Pouponne et Balthazar/01
POUPONNE ET BALTHAZAR.
I.
Puisse cette petite histoire procurer à mes lecteurs le plaisir qu’elle m’a causé autrefois, lorsque, assise sur les genoux de ma grand’mère, je l’écoutais avec attention, les regards fixés sur ses yeux bleus si doux, si intelligents et toujours étincelants de tendresse, lorsqu’ils s’attachaient sur les enfants de sa fille. La chère paralytique tenait ce récit de sa mère, car à cette époque lointaine, elle n’était pas encore née. Je ne vous dirai que peu de chose des événements politiques qui ont forcé les Acadiens à abandonner leur patrie et leurs pénates pour venir s’établir dans un pays si éloigné du leur. Plus tard je vous en parlerai plus longuement, en vous racontant les aventures de Louis Comeau, de ce jeune héros, de ce noble chef qui, au prix de toute sa fortune, de dangers extraordinaires, de fatigues sans nom, réussit à conduire plusieurs centaines d’Acadiens sur les bords du bayou Têche. Aujourd’hui, leurs descendants, les Comeau, les Aucoin, les Boutet, les Mouton, les Broussard, les Bodin, les Leblanc, les Dupré, les Hébert, les Bérard et autres dont les noms m’échappent, appartiennent aux plus nobles familles des Attakapas et des Opelousas, et certes, aucun d’eux n’a oublié les préceptes d’honneur, de courage, d’énergie et d’intégrité que leur ont légués leurs pères, ces nobles compagnons de Louis Comeau.
Louis Comeau et ceux qui l’accompagnaient étaient des exilés volontaires, fuyant le danger qu’ils prévoyaient, comme le pêcheur cherche à se mettre à l’abri de l’orage qu’il voit venir ; mais il n’en était pas de même des malheureux dont je vais entretenir le lecteur.

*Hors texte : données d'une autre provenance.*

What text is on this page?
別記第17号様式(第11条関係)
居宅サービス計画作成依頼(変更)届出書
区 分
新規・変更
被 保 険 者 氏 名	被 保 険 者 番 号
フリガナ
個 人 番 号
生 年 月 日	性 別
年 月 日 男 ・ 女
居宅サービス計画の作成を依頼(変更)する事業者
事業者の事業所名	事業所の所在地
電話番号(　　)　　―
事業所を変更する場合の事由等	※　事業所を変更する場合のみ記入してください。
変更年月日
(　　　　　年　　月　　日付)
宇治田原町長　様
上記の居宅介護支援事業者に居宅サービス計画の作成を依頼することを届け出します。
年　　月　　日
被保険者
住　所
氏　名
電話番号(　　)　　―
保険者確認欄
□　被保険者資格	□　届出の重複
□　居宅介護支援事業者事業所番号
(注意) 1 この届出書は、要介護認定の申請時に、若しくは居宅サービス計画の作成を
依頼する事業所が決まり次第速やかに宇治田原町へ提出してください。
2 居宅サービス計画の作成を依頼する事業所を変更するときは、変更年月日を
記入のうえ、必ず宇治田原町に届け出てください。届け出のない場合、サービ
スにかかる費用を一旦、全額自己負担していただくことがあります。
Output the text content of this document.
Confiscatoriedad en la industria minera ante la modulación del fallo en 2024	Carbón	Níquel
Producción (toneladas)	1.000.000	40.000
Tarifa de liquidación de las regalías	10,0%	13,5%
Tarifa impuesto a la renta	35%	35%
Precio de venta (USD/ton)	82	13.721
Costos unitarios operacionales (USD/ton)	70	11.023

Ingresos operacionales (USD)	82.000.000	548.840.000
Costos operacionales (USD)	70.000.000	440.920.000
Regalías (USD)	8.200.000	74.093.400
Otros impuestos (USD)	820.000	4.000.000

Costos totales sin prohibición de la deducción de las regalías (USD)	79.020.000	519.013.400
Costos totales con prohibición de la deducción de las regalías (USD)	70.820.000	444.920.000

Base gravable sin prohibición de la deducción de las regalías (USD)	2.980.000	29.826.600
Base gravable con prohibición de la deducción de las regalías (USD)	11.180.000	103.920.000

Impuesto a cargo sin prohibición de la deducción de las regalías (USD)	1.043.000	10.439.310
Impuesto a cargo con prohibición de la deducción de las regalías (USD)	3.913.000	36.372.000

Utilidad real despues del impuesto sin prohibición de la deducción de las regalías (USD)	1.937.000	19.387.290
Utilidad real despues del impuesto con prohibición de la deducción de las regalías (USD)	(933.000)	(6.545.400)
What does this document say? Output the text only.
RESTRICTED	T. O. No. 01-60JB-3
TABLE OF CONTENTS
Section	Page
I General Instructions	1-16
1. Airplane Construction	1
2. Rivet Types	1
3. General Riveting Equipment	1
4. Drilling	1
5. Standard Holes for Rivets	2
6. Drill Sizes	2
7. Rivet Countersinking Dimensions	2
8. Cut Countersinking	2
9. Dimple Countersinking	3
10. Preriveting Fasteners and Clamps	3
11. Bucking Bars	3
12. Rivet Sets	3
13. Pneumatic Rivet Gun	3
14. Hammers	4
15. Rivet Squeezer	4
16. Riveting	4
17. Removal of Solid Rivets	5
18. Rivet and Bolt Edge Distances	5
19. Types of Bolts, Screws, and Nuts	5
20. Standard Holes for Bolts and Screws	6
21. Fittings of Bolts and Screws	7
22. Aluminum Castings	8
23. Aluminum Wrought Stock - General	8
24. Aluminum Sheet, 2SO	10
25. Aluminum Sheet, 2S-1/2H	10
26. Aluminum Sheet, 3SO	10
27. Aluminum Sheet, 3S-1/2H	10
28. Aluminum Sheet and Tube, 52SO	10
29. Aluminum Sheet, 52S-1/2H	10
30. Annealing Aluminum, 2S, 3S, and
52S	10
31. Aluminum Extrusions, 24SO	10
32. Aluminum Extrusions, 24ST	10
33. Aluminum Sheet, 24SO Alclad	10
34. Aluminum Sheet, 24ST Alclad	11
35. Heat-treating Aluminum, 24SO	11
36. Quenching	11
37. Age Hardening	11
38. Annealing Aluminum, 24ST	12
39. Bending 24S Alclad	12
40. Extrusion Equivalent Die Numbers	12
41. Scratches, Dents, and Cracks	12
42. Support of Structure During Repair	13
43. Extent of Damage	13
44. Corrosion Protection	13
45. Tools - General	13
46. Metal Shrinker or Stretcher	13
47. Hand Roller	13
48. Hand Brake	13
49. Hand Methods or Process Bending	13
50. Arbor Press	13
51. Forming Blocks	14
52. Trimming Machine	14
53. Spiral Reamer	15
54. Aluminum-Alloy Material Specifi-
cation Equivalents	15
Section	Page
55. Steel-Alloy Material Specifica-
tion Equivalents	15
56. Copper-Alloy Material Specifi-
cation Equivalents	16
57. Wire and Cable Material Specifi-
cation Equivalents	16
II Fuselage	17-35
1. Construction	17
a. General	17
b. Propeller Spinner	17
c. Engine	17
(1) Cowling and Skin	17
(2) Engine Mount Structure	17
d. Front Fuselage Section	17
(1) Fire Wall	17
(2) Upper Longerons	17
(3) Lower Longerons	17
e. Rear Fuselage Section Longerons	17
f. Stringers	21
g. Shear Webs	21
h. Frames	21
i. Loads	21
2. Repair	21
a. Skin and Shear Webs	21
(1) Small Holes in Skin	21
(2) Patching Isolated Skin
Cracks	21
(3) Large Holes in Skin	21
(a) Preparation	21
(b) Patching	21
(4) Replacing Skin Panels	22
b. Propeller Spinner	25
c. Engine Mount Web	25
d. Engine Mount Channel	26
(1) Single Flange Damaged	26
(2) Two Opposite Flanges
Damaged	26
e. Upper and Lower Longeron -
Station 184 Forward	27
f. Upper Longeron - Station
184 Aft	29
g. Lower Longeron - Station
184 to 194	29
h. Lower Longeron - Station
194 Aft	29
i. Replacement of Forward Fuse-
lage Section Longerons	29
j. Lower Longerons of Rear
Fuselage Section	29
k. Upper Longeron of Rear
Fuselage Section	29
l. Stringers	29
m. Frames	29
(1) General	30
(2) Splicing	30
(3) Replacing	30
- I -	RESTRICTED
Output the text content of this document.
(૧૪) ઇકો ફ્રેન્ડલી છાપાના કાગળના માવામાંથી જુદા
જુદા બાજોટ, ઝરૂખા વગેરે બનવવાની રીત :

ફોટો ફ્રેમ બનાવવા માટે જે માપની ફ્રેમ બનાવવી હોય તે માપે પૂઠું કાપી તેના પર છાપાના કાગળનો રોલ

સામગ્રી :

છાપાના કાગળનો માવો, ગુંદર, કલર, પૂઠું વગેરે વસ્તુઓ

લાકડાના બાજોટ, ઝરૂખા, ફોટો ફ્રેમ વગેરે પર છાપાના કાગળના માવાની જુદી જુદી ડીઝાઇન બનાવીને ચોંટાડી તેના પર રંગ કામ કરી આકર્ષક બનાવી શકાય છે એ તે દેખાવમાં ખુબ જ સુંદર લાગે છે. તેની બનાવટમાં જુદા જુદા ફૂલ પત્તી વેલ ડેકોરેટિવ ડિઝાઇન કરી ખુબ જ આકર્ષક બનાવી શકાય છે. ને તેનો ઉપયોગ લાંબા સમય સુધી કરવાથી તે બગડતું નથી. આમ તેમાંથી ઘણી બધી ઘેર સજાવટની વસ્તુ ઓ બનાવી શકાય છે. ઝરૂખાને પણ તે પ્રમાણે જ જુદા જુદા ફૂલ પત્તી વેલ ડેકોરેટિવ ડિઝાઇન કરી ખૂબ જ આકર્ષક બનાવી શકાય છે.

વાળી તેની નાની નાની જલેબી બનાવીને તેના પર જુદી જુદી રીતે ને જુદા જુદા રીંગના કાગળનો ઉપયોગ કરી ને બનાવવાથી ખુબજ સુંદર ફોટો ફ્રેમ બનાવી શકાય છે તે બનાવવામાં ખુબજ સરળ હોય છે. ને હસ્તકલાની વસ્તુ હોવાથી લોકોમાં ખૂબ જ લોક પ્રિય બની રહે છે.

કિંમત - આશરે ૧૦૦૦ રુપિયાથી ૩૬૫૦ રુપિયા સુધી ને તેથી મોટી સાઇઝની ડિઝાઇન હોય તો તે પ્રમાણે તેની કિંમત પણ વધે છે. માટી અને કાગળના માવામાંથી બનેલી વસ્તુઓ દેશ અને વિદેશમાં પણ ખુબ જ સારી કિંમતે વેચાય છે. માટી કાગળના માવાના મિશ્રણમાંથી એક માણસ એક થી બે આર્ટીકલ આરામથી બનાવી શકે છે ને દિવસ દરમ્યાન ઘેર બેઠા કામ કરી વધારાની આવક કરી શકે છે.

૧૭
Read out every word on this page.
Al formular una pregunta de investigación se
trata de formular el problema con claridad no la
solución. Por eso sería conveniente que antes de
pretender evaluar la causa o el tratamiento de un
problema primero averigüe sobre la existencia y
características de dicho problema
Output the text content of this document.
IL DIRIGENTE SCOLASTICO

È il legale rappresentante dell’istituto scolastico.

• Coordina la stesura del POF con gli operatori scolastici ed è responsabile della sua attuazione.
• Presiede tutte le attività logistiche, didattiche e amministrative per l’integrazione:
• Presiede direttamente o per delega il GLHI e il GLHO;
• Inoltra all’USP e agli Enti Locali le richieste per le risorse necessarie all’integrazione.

Plus tard, je m’étendrai sur les causes de leur exil, mais, pour le moment, je me contenterai de raconter les simples amours de Pouponne et de Balthazar, tous deux Acadiens, tous deux pauvres et sans éducation, mais bons, et surtout pleins de confiance en ce Dieu qu’ils avaient appris à aimer dès leur première enfance.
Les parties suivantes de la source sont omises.